WASHINGTON -- Somewhere over the rainbow, there may be a color that could turn the most homely and ordinary thing in life into a thing of beauty -- making attic insulation pink, for example. Of such artistic sensitivity can a Supreme Court decision be made.
Quoting G. K. Chesterton, ordinarily not a legal authority, Justice Stephen G. Breyer wrote a court opinion yesterday giving makers of consumer goods a right to monopolize a color, keeping it forever away from competitors.
FOR THE RECORD - CORRECTION
Announcing the decision in a folksy commentary for the courtroom audience, Justice Breyer noted that the Coca-Cola bottle's shape is trademarked. NBC's sound of three chimes is, too.
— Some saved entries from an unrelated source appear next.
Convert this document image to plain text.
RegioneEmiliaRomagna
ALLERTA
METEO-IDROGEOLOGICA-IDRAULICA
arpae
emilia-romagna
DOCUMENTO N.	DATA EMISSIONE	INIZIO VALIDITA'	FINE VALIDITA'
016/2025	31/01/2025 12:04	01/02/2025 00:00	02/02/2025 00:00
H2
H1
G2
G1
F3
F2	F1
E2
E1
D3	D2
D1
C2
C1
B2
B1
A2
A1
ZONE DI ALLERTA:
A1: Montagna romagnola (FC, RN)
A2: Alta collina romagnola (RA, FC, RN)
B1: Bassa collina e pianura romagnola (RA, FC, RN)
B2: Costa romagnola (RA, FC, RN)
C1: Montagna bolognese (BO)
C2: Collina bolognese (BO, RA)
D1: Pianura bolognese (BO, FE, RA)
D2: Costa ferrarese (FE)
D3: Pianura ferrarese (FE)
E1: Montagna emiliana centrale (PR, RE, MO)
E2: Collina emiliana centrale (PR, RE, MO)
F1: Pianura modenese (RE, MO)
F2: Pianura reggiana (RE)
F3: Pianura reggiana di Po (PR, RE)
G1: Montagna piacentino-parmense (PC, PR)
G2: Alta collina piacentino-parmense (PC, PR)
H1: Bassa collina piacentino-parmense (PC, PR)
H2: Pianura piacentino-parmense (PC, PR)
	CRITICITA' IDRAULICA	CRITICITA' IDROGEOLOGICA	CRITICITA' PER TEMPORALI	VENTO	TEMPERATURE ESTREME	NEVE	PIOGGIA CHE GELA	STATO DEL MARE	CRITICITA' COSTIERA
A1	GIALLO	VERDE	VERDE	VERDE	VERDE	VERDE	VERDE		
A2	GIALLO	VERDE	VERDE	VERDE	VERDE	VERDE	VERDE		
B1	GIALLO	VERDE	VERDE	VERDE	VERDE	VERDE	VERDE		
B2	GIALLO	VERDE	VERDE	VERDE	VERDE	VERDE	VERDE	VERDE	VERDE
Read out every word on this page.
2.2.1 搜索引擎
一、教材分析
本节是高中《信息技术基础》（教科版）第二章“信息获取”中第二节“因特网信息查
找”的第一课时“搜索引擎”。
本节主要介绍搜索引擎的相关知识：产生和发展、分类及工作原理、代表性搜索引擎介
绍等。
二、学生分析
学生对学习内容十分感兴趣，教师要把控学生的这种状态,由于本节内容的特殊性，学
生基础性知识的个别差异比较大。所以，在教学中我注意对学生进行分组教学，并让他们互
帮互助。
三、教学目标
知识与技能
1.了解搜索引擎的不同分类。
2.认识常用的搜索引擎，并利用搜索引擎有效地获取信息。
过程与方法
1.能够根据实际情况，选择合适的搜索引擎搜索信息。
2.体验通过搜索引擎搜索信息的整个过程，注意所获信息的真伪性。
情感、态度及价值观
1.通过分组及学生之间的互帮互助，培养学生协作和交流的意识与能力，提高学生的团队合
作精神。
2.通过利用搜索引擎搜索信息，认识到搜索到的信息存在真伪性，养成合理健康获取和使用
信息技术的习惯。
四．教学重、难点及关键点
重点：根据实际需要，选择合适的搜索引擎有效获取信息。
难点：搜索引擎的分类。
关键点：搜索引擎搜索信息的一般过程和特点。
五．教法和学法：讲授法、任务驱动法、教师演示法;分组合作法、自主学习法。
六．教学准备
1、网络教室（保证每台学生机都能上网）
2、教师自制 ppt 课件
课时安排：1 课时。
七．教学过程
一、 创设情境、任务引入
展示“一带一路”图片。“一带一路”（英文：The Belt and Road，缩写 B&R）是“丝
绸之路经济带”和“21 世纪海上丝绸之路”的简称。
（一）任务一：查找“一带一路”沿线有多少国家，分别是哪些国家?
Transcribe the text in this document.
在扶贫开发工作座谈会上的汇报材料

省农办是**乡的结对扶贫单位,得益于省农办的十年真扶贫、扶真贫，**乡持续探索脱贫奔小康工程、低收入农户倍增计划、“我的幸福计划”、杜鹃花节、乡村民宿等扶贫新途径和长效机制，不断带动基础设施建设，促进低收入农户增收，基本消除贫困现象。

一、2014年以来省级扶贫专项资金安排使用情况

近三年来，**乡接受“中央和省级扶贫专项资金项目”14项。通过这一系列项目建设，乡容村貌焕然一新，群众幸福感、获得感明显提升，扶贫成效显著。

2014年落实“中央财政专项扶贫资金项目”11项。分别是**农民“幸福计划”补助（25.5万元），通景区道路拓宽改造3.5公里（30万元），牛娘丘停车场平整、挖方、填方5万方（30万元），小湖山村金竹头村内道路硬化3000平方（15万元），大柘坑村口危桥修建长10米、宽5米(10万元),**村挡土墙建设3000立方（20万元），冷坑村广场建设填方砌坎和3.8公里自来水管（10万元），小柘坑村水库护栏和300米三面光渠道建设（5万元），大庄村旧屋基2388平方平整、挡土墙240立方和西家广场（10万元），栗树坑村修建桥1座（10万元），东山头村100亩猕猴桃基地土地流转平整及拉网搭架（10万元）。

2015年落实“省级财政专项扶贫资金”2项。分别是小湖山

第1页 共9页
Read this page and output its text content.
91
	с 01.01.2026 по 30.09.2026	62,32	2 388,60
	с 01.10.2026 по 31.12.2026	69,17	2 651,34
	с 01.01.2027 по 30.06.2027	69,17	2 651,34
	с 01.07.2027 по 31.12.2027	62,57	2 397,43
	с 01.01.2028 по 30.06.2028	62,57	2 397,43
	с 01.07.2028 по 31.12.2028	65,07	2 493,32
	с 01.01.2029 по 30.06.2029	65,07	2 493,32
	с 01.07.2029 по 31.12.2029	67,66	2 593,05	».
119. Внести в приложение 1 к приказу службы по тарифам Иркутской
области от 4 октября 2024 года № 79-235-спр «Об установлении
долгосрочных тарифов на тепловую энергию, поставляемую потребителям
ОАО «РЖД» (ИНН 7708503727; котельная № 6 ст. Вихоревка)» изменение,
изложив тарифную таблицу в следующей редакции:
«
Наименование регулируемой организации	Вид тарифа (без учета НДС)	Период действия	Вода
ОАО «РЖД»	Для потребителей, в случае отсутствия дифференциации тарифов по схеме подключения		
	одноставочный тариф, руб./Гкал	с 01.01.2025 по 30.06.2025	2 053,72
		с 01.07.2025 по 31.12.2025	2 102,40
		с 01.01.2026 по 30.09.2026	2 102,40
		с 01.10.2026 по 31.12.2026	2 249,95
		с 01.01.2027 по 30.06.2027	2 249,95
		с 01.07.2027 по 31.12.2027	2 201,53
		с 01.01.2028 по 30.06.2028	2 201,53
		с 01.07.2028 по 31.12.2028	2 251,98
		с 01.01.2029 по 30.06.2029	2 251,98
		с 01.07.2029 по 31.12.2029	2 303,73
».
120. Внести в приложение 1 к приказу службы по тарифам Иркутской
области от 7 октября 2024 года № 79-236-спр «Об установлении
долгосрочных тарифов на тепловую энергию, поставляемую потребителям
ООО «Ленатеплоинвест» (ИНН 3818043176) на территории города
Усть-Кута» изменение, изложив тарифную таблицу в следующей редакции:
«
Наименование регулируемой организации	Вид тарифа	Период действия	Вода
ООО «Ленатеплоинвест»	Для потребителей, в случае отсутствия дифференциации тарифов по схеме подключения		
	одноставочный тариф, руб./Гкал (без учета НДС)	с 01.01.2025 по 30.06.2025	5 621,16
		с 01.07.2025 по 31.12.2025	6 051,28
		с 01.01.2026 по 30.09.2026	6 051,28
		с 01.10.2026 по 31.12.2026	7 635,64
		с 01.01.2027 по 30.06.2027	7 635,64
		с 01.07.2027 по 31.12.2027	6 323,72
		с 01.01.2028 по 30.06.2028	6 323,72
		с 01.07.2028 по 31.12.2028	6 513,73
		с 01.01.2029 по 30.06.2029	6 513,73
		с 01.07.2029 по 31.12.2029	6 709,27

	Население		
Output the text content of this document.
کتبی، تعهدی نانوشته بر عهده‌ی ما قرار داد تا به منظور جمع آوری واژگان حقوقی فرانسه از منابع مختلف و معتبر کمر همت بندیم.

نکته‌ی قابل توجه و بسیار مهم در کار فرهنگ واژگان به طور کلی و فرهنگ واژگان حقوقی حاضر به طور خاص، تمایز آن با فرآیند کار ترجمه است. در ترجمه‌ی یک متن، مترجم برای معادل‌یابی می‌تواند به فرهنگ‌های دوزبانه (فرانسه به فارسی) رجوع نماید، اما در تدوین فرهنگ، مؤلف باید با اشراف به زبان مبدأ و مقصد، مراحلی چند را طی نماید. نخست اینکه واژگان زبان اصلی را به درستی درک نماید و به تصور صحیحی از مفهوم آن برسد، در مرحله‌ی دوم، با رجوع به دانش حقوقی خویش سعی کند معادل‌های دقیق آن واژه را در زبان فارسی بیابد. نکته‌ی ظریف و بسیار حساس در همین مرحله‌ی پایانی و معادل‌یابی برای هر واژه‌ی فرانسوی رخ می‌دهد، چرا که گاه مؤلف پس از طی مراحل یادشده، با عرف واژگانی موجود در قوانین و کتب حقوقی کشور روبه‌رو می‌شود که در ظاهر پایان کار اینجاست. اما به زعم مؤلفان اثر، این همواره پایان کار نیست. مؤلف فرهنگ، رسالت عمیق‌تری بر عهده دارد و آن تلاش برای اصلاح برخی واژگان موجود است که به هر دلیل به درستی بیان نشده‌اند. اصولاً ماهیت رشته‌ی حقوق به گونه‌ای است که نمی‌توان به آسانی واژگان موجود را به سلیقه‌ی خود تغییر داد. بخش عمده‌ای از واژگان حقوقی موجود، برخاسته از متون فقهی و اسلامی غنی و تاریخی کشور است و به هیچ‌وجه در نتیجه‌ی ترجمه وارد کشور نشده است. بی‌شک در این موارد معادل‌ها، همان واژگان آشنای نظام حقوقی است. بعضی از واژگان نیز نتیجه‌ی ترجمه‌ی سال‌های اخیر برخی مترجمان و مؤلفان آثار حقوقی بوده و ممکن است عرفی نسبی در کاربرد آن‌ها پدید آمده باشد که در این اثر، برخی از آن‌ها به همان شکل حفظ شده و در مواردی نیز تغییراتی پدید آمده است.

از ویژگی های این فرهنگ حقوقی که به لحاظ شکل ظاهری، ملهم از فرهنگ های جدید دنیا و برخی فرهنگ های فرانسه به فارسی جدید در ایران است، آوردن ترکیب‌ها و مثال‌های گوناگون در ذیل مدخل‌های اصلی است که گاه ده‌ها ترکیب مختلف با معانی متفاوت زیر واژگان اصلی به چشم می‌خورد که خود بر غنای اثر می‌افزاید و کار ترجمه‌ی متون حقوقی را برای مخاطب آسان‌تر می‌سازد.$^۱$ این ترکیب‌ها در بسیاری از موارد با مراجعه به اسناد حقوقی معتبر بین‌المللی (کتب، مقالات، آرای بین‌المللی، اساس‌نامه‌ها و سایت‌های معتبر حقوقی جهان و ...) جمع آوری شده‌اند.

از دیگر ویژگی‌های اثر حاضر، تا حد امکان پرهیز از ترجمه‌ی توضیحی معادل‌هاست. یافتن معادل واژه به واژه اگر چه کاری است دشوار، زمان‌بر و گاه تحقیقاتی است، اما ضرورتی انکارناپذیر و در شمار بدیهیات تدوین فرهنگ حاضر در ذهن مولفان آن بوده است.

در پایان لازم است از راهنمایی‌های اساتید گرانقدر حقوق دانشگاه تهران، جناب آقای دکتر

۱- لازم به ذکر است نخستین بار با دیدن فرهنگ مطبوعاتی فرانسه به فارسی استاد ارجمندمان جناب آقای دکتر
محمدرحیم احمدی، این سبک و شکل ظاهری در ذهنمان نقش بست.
And so is the smell of a particular blossom on a brand of sewing thread.
"If a shape, a sound and a fragrance can act as symbols why, one might ask, can a color not do the same?" Mr. Breyer said. The court, he said, had asked itself that question and had concluded color, too, can be a symbol.
"Over time," the justice wrote, "customers may come to treat a particular color on a product or its packaging (say, a color that in context seems unusual, such as pink on a firm's insulating material or red on the head of a large industrial bolt) as signifying a brand."
Such recognizable colors, he said, can point to the source of the product, and make it stand out against others of a different shade. That, he said, could be enough to qualify for trademark protection -- which is not limited in years, as patent monopolies are, but is permanent.
This was a significant decision for companies that spend wads of marketing dollars to teach customers Pavlovian buying habits: See a particular shade, see a product.
Owens-Corning has done it by dolling up its fiberglass insulation in a soft shade of pink, and that example was mentioned in the opinion. It was the first time the court had ruled that color, alone, can be distinctive enough to gain a trademark. At issue, however, was not pink but green and gold -- the identifying mark of the covers on pads for dry-cleaning presses made by a Chicago company, Qualitex.
Is it a now just a question of time until all the colors are taken? No, Justice Breyer said -- because of complex restrictions in the law, color won't always qualify for trademarks.
The decision made clear that the court was swayed in part by the wisdom of Chesterton, the British author who wrote in 1912 of the "noble instinct for giving the right touch of beauty to common and necessary things."